Solana (SOL) is gaining ground on Ethereum (ETH) in terms of on-chain activity and network usage. The token, which traded at a massive 97% discount to Ethereum’s market capitalization in early 2023, has seen that gap shrink to 70%. Yet, as Solana’s metrics improve, questions remain: Is the market still undervaluing Solana relative to Ethereum?
Network Fees: A Rising Rival
In Q2 2024, Solana generated $151 million in network fees, equivalent to 27% of Ethereum and its leading Layer 2 (L2) solutions. Over the past 90 days, that share surged to 49%. This growth underscores Solana’s increasing ability to monetize network activity, though Ethereum’s robust L2 ecosystem still gives it an edge in attracting more diverse demand.

DEX Volumes: A Competitive Edge
Solana’s decentralized exchange (DEX) trading volumes tell a similar story. From $108 billion in Q2—36% of Ethereum’s figure—Solana rose to $153 billion, now 57% of Ethereum’s total. However, this momentum is tempered by fluctuations in stablecoin activity, with Solana’s stablecoin volumes dropping from 190% of Ethereum’s in Q2 to 30% in the last 90 days. The decrease is likely tied to reduced algorithmic trading.
Total Value Locked: Closing the Gap
Solana has also improved its Total Value Locked (TVL), rising from $4.2 billion in Q2 to $8.2 billion, which is now 12% of Ethereum and its L2 counterparts. While still a fraction of Ethereum’s TVL dominance, the rapid growth signals increasing trust and adoption of Solana’s ecosystem for DeFi.

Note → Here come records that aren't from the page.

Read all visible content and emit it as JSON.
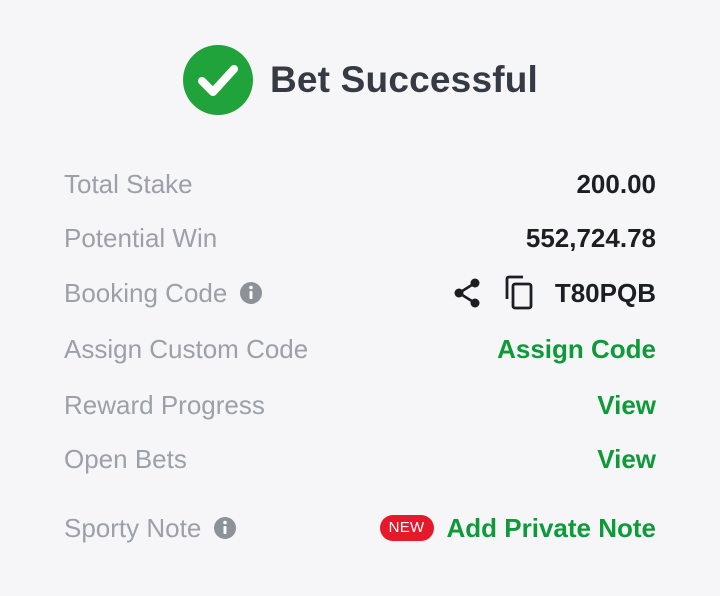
{
  "header": {
    "title": "Bet Successful",
    "icon": "check-circle-icon",
    "icon_color": "#21a33b"
  },
  "rows": [
    {
      "label": "Total Stake",
      "value": "200.00"
    },
    {
      "label": "Potential Win",
      "value": "552,724.78"
    },
    {
      "label": "Booking Code",
      "value": "T80PQB",
      "info_icon": "info-icon",
      "actions": [
        "share-icon",
        "copy-icon"
      ]
    },
    {
      "label": "Assign Custom Code",
      "link": "Assign Code"
    },
    {
      "label": "Reward Progress",
      "link": "View"
    },
    {
      "label": "Open Bets",
      "link": "View"
    },
    {
      "label": "Sporty Note",
      "info_icon": "info-icon",
      "badge": "NEW",
      "link": "Add Private Note"
    }
  ],
  "colors": {
    "link_green": "#0f9a3a",
    "label_gray": "#9ca0aa",
    "value_dark": "#1b1e23",
    "badge_red": "#e41a2b",
    "background": "#f6f6f8"
  }
}
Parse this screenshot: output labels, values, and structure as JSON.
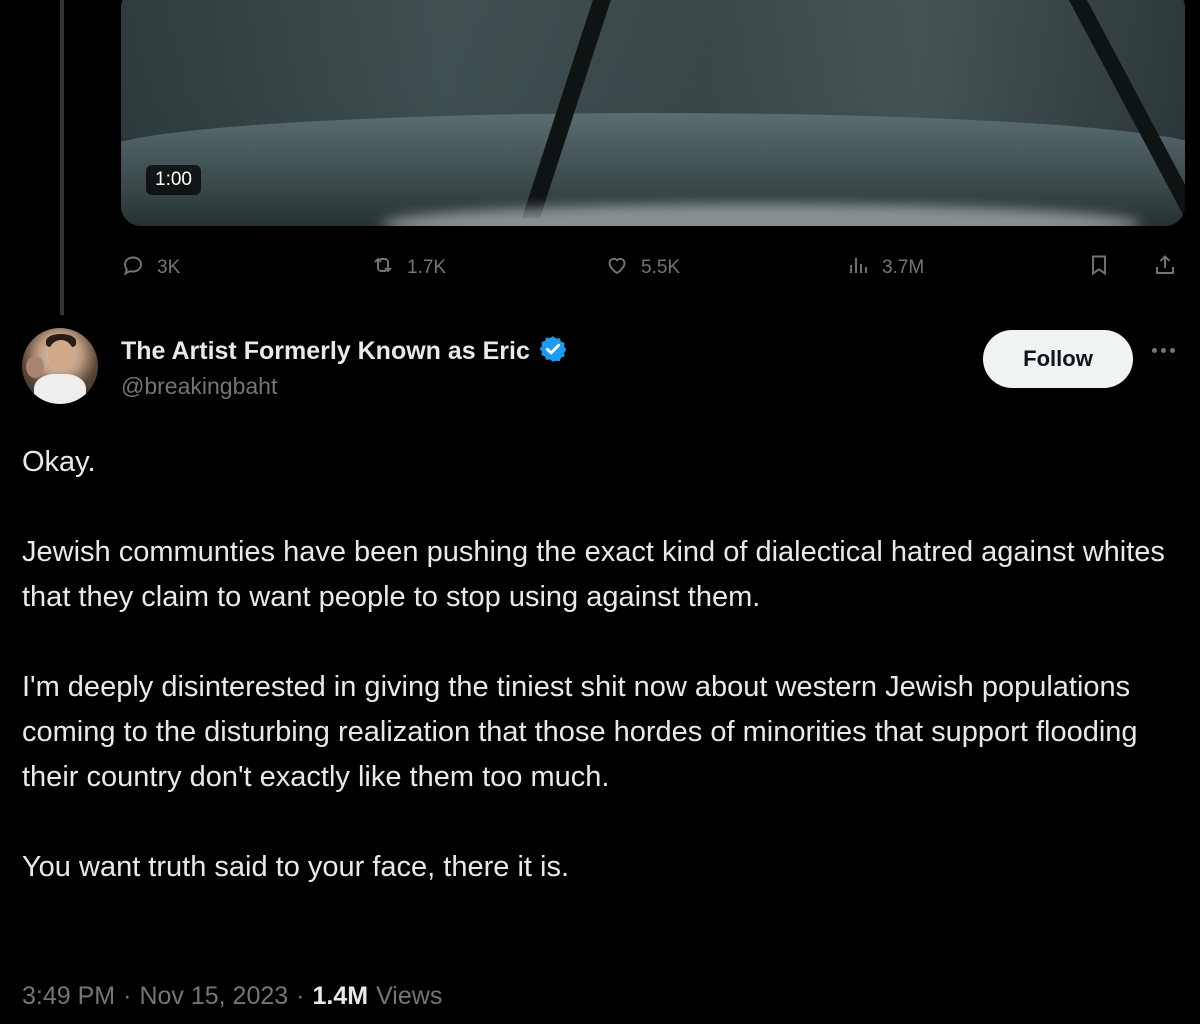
{
  "video": {
    "duration": "1:00"
  },
  "actions": {
    "replies": "3K",
    "reposts": "1.7K",
    "likes": "5.5K",
    "views": "3.7M"
  },
  "author": {
    "display_name": "The Artist Formerly Known as Eric",
    "handle": "@breakingbaht",
    "verified": true
  },
  "follow_label": "Follow",
  "tweet": {
    "paragraphs": [
      "Okay.",
      "Jewish communties have been pushing the exact kind of dialectical hatred against whites that they claim to want people to stop using against them.",
      "I'm deeply disinterested in giving the tiniest shit now about western Jewish populations coming to the disturbing realization that those hordes of minorities that support flooding their country don't exactly like them too much.",
      "You want truth said to your face, there it is."
    ]
  },
  "meta": {
    "time": "3:49 PM",
    "separator": "·",
    "date": "Nov 15, 2023",
    "views_count": "1.4M",
    "views_label": "Views"
  },
  "colors": {
    "background": "#000000",
    "text": "#e7e9ea",
    "secondary": "#71767b",
    "verified": "#1d9bf0",
    "follow_bg": "#eff3f4"
  },
  "icons": [
    "reply-icon",
    "repost-icon",
    "like-icon",
    "views-icon",
    "bookmark-icon",
    "share-icon",
    "verified-badge-icon",
    "more-icon"
  ]
}
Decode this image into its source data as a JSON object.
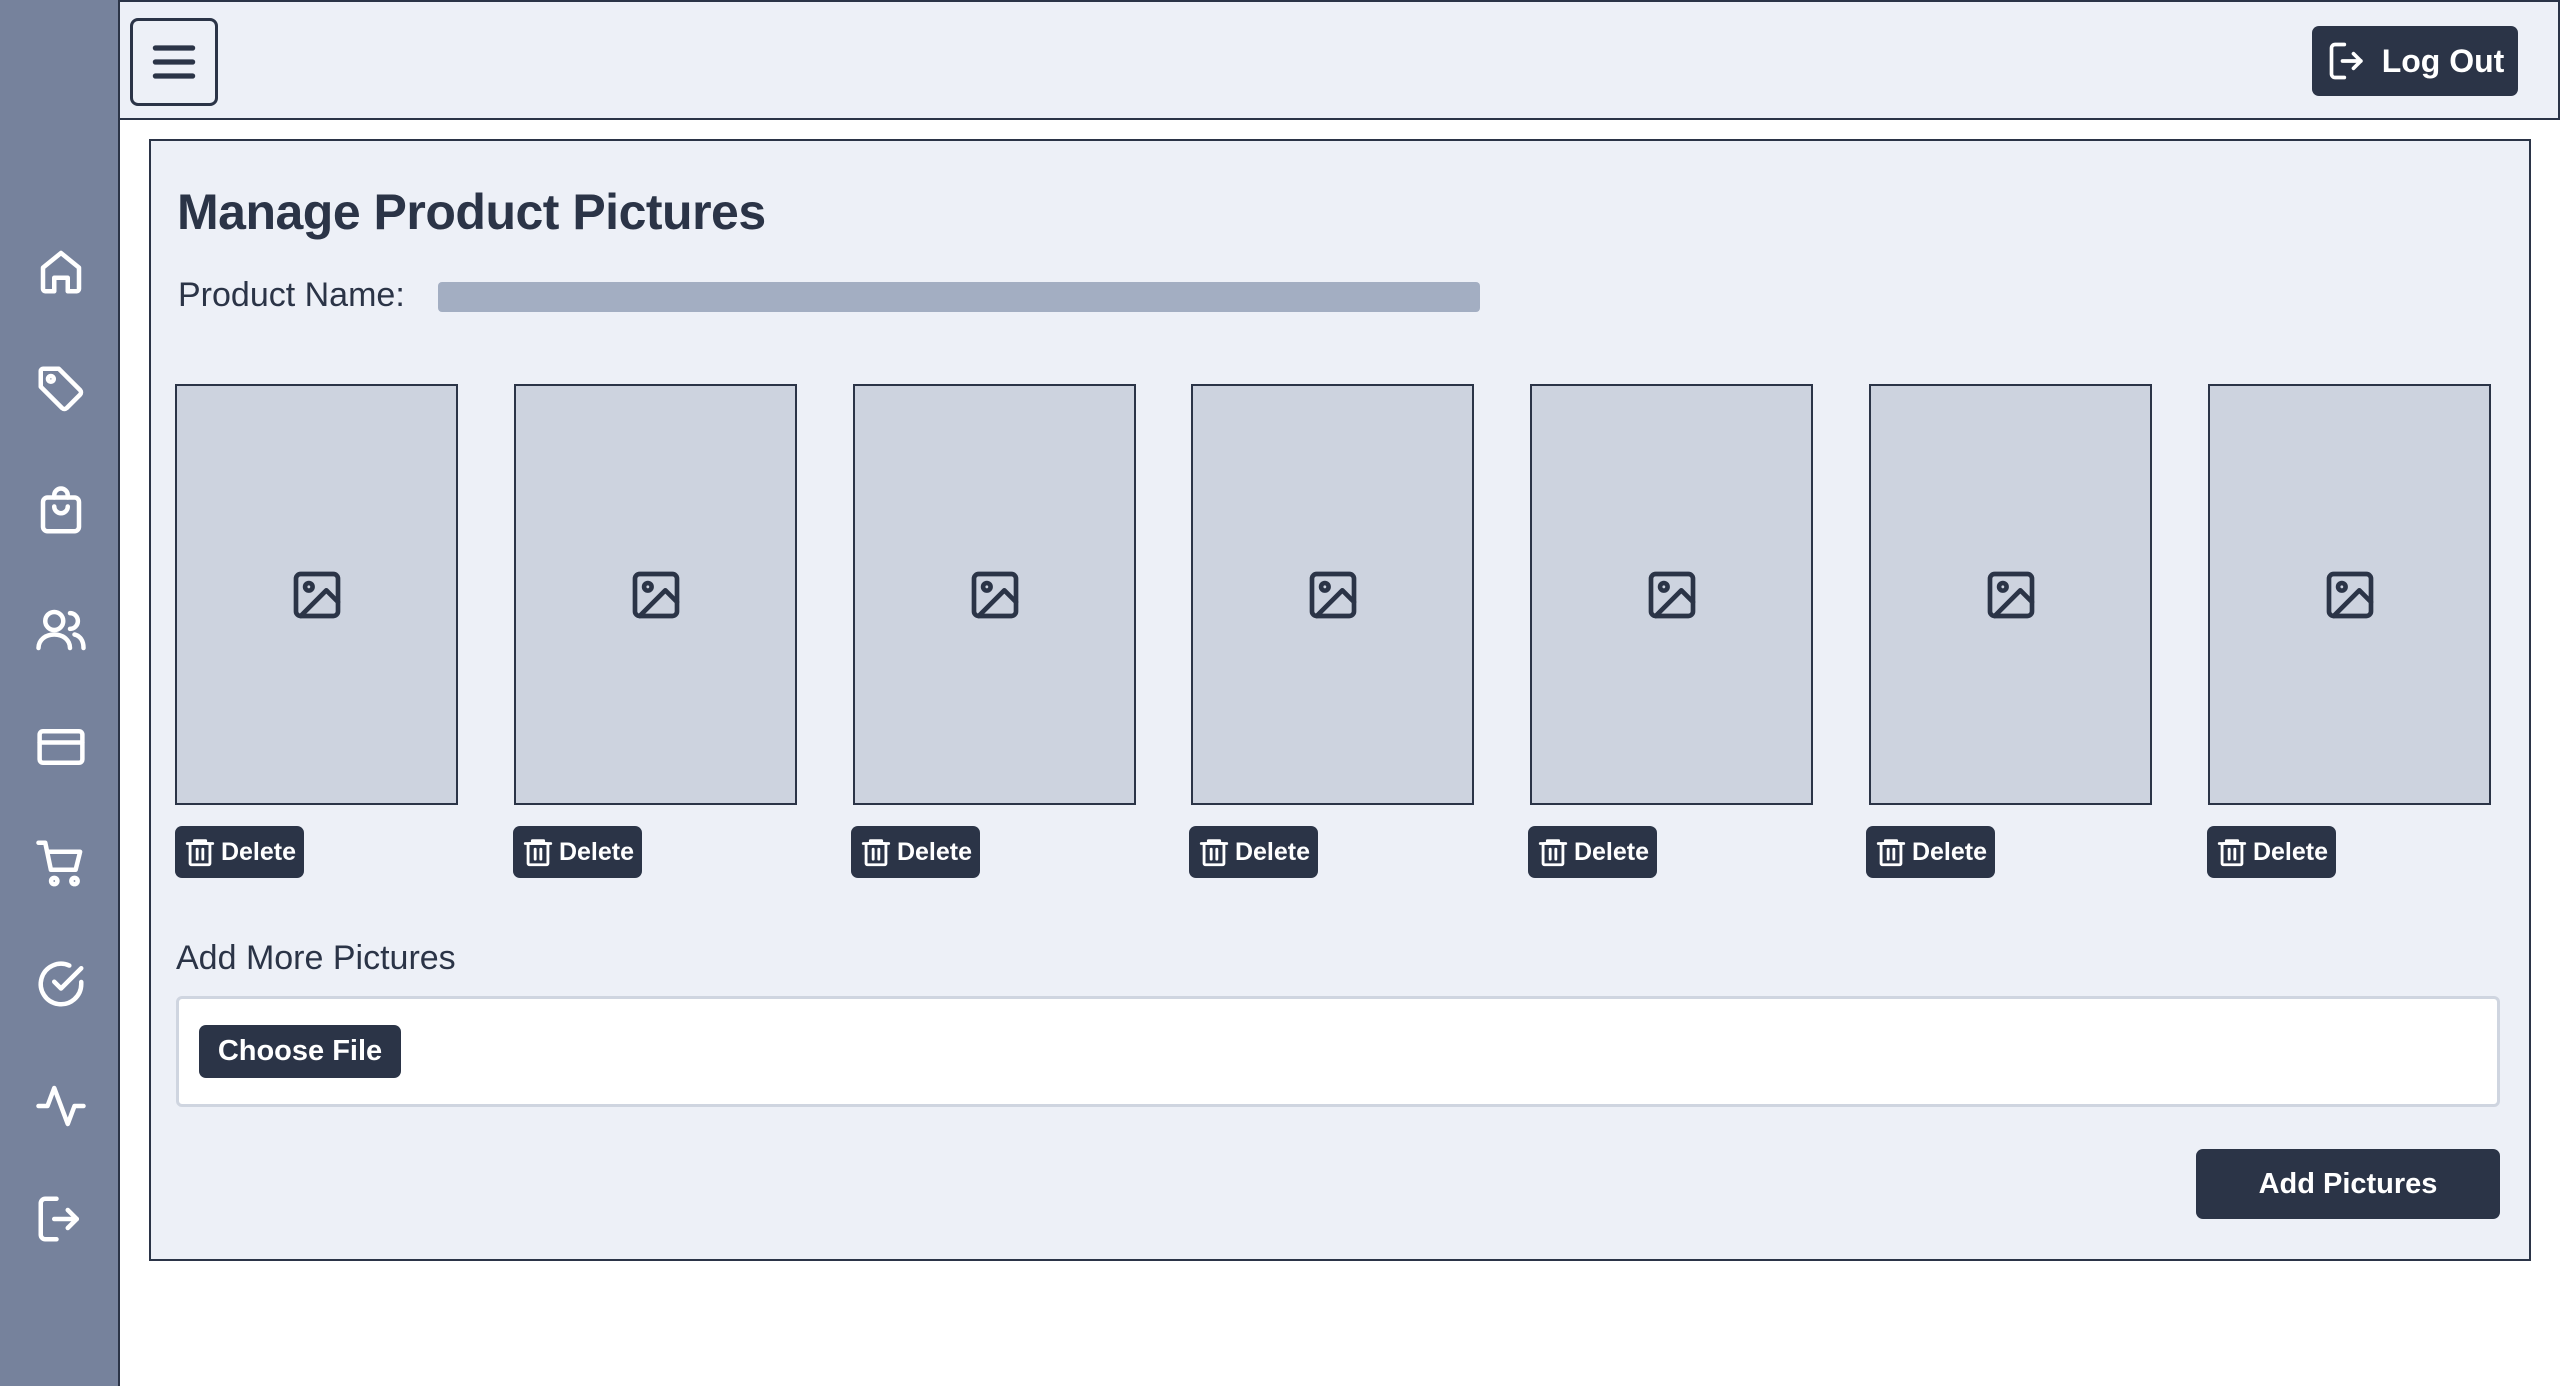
{
  "header": {
    "menu_icon": "menu-icon",
    "logout_label": "Log Out",
    "logout_icon": "logout-icon"
  },
  "sidebar": {
    "items": [
      {
        "name": "home",
        "icon": "home-icon"
      },
      {
        "name": "tags",
        "icon": "tag-icon"
      },
      {
        "name": "products",
        "icon": "shopping-bag-icon"
      },
      {
        "name": "users",
        "icon": "users-icon"
      },
      {
        "name": "payments",
        "icon": "credit-card-icon"
      },
      {
        "name": "cart",
        "icon": "cart-icon"
      },
      {
        "name": "approvals",
        "icon": "check-circle-icon"
      },
      {
        "name": "activity",
        "icon": "activity-icon"
      },
      {
        "name": "logout",
        "icon": "logout-icon"
      }
    ]
  },
  "main": {
    "title": "Manage Product Pictures",
    "product_name_label": "Product Name:",
    "product_name_value": "",
    "pictures": [
      {
        "delete_label": "Delete"
      },
      {
        "delete_label": "Delete"
      },
      {
        "delete_label": "Delete"
      },
      {
        "delete_label": "Delete"
      },
      {
        "delete_label": "Delete"
      },
      {
        "delete_label": "Delete"
      },
      {
        "delete_label": "Delete"
      }
    ],
    "add_more_label": "Add More Pictures",
    "choose_file_label": "Choose File",
    "add_pictures_label": "Add Pictures"
  },
  "colors": {
    "sidebar_bg": "#76829c",
    "panel_bg": "#edf0f7",
    "button_bg": "#2b3447",
    "placeholder_bg": "#cdd3df",
    "name_bar": "#a3aec2"
  }
}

Qualitative Factors Still Matter
Despite Solana’s impressive metrics, Ethereum retains qualitative advantages, including its broader developer community, deeper liquidity, and higher peer-to-peer usage of stablecoins (30% on Ethereum compared to 6% on Solana). These factors highlight Ethereum’s edge as a network for non-speculative use cases.
Conclusion
Solana’s improving metrics suggest a fair re-pricing relative to Ethereum may be warranted. However, investors should weigh both quantitative and qualitative differences before jumping to conclusions. As 2025 approaches, potential catalysts for both networks could further shift the narrative.